It seems a week can’t go by without another article going viral by someone trying to dismantle the “benefits of breastfeeding” (or really the risk associated with formula use, as the biological norm is breastfeeding). One could almost think that this justification for formula use is being peddled by the formula companies themselves, but alas, it seems to be women fighting to see their use of formula as equal to breastfeeding. The biggest issues in the research according to these many articles?
- That the effects for breastfeeding, when present, are small and thus overstated; and
- That there is that nasty confound with socio-economic status (SES) in that higher SES women are more likely to breastfeed, less likely to face various diseases, and have higher IQ.
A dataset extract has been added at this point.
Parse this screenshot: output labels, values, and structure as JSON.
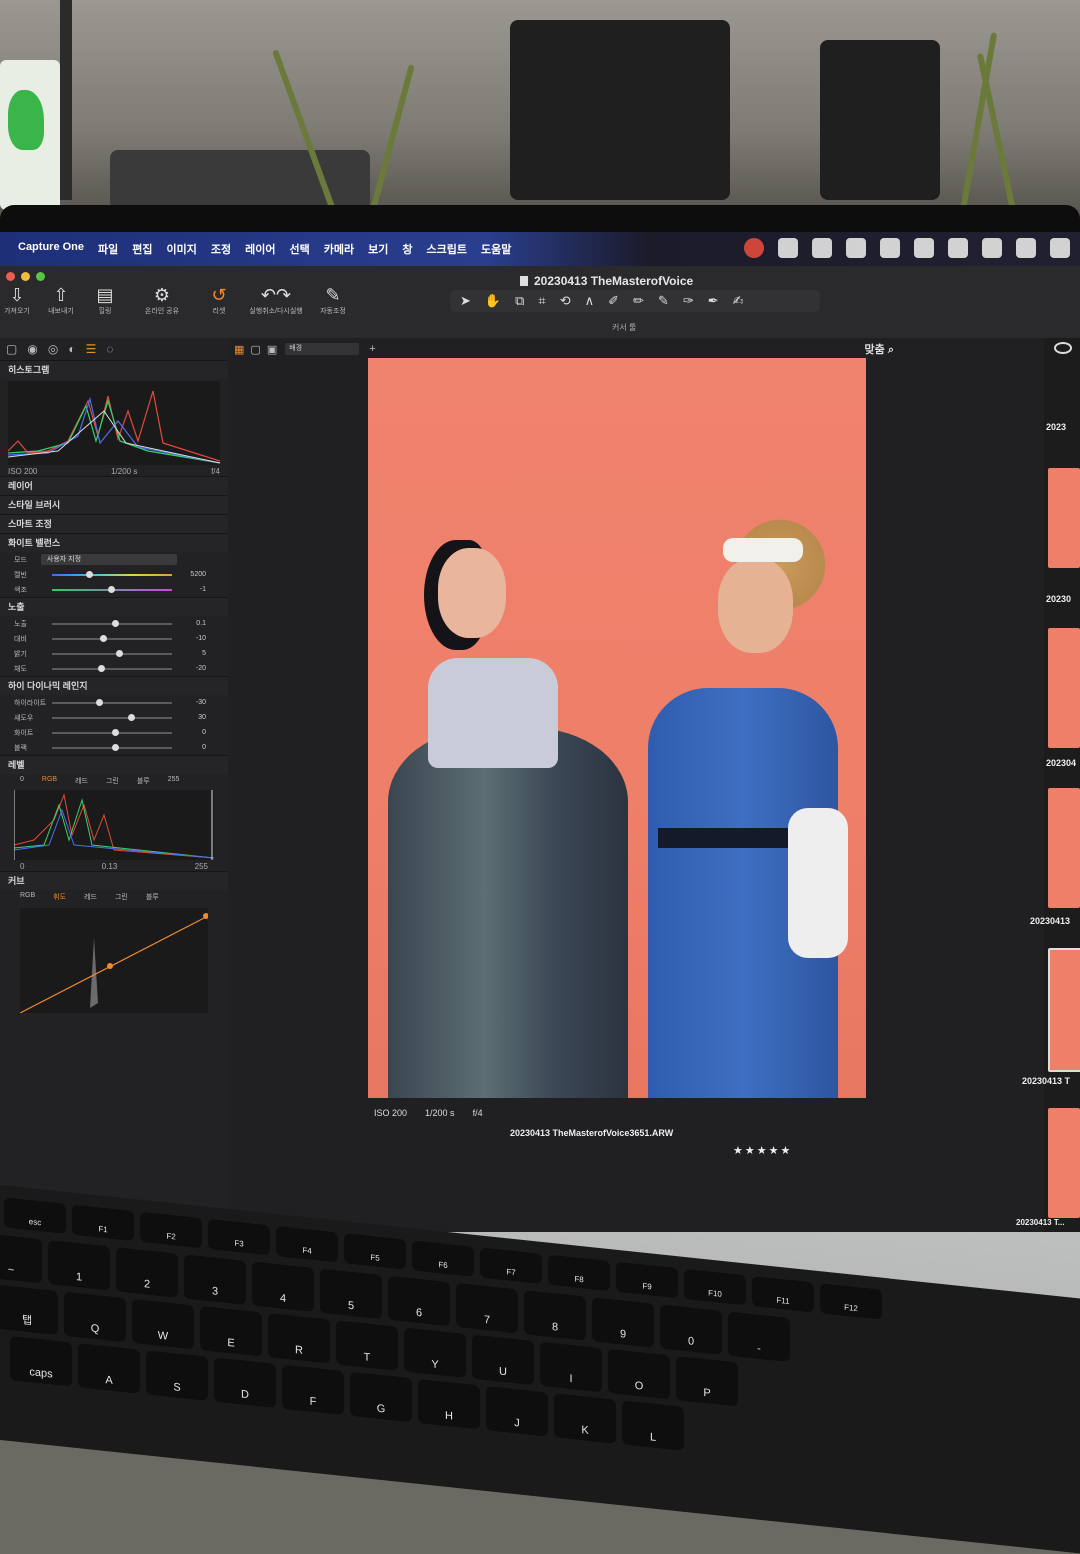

You can read about these in almost any mainstream article that attempts to justify the way in which formula is now the socially “normal” way to feed a child. I’m not going to say these problems aren’t real – they are – but rather that they also ignore one of the bigger problems in breastfeeding research. What is this research problem? Put quite simply, it’s the way in which groups are formed when we’re making comparisons about breastfeeding outcomes.
I’m not surprised no one talks about this because it’s actually a problem in that it results in the underestimation of the effect of breastfeeding. That’s right: This problem actually means that our “small” results may really be much larger and some null results may be type II error (i.e. failing to detect an actual difference where one is present) in that we have erroneously failed to reject the null hypothesis because our groups are made in such a way as to bias our results towards a failure to find any significant differences.
How Grouping Works
When you design a study where you want to compare various groups, you have to have pretty strict rules for who belongs in which group. This is great in terms of trying to make claims if your groups are well-defined and theoretically distinct, but with something like breastfeeding, it’s nearly impossible to get the kinds of groups you want. For example, the most common type of comparisons are any breastfeeding for a certain duration versus no breastfeeding or less than for a certain duration, like any breastfeeding at 3 months versus no breastfeeding at 3 months.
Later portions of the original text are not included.